Die Eintablettenregime sind eine wichtige Erleichterung für unsere Patienten, ich kann mich noch gut an die Handvoll Tablettenmenge (MTR) erinnern, die mehrmals am Tag eingenommen werden musste. Die eine Tablette am Tag trägt dazu bei, mit der HIV-Infektion besser und normaler leben zu können. Und das dann noch in Kombination mit der Nichtübertragbarkeit der HI-Viren, wenn man länger als sechs Monate mit der Therapie unter der Nachweisgrenze von 50 Viruspartikeln/ml liegt. Im Idealfall spürt man auch keine unerwünschten Wirkungen mehr – also dies ist eine tolle Entwicklung, die ich sehr begrüße!

Es gibt inzwischen ein breites Angebot an STRs. Alle gängigen Wirkmechanismen sind abgedeckt. Kommen STRs damit für jeden Patienten infrage?

Nicht jedes Eintablettenregime kommt für jeden Patienten infrage und ja, es gibt Patienten, denen ich immer noch ein Mehrtablettenregime empfehle. Es sind insbesondere Patienten aus den ersten Therapiegenerationen, die damals keine optimale HIV-Therapie einnehmen konnten, weil sie noch nicht zur Verfügung standen. Durch diese suboptimalen Therapien haben sich Resistenzen angehäuft, sodass die zwei bis drei Wirkstoffe, die in diesem Eintablettenregime verarbeitet sind, nicht ausreichend wirken können.

Knapp 2/3 der HIV-Patienten in Deutschland bekommen ein STR. Ein knappes Drittel nicht. Ist es noch zeitgemäß, bei einer ART aus mehreren Tabletten zu bleiben?

Bei diesem Drittel sind bestimmt Patienten dabei, die auch ein Eintablettenregime einnehmen könnten. Aber wenn jemand zufrieden mit seinem Zwei- oder Dreitablettenregime ist, mag es für den Einzelnen in Ordnung sein dabeizubleiben. Entscheidend ist ja, dass die Therapie den Leitlinien entspricht, zuverlässig wirkt, sehr gut verträglich ist und der Patient sich damit wohlfühlt.
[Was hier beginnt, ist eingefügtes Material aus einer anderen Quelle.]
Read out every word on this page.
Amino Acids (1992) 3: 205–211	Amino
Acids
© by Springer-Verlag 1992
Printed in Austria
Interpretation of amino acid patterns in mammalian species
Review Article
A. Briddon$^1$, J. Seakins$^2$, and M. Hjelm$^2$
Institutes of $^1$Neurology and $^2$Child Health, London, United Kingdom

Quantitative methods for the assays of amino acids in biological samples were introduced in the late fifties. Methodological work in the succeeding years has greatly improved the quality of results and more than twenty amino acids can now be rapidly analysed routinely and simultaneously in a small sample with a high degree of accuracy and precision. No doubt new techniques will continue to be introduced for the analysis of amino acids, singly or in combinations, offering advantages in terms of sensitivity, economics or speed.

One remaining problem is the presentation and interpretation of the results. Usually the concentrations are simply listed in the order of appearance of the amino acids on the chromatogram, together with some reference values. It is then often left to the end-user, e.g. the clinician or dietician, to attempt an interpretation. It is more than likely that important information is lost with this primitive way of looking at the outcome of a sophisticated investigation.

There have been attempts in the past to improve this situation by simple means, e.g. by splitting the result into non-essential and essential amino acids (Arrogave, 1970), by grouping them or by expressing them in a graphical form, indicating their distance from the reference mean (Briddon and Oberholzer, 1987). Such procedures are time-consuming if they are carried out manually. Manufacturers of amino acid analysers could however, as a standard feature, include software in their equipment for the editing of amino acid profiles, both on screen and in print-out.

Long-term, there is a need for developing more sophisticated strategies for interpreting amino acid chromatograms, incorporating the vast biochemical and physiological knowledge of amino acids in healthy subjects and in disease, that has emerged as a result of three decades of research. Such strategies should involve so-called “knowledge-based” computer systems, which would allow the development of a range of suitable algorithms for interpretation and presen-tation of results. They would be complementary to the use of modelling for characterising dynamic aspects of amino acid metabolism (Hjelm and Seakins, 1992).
Alles, was die Leitlinien empfehlen, sehe ich als zeitgemäß an.

Wenn Patienten wechseln möchten: Wann und für wen macht die Umstellung von MTR auf STR Sinn und wann nicht?

Mit meinen Patienten bespreche ich immer wieder ihre aktuelle Therapie und spreche auch über mögliche Alternativen. Meistens wollen sie das Regime behalten, welches sie einnehmen. Ein Therapiewechsel bedeutet ja auch irgendwie Stress oder bringt eine Unsicherheit mit sich: Vertrage ich die neue Therapie so gut wie die aktuelle? – Wichtig finde ich bezüglich auf uns Ärzte, dass wir uns immer wieder der Herausforderung stellen, unseren Patienten ihre optimale Therapie zu ermöglichen.

Gerade bei multipel vorbehandelten Patienten mit komplexen Therapien und Therapievorgeschichten, die bereits Resistenzen entwickelt haben, finde ich es wichtig, dass ich immer wieder nachprüfe, ob eine Therapieerleichterung möglich ist. Dies macht viel Arbeit und lässt sich in der Sprechstunde nicht so nebenbei bewerkstelligen. Bei diesen Patienten geht es dann eher um eine Verringerung der Tablettenanzahl und nicht um ein Eintablettenregime. Aber auch – um auf ihre Frage zurückzukommen – bei Patienten mit Mehrpillenregimen, bei denen noch viele Therapieoptionen offenstehen, finde ich es sinnvoll, ihnen einen Switch zu einem Einpillenregime anzubieten, um die Einnahme zu erleichtern und möglicherweise auch Zuzahlungen für die Patienten zu verringern.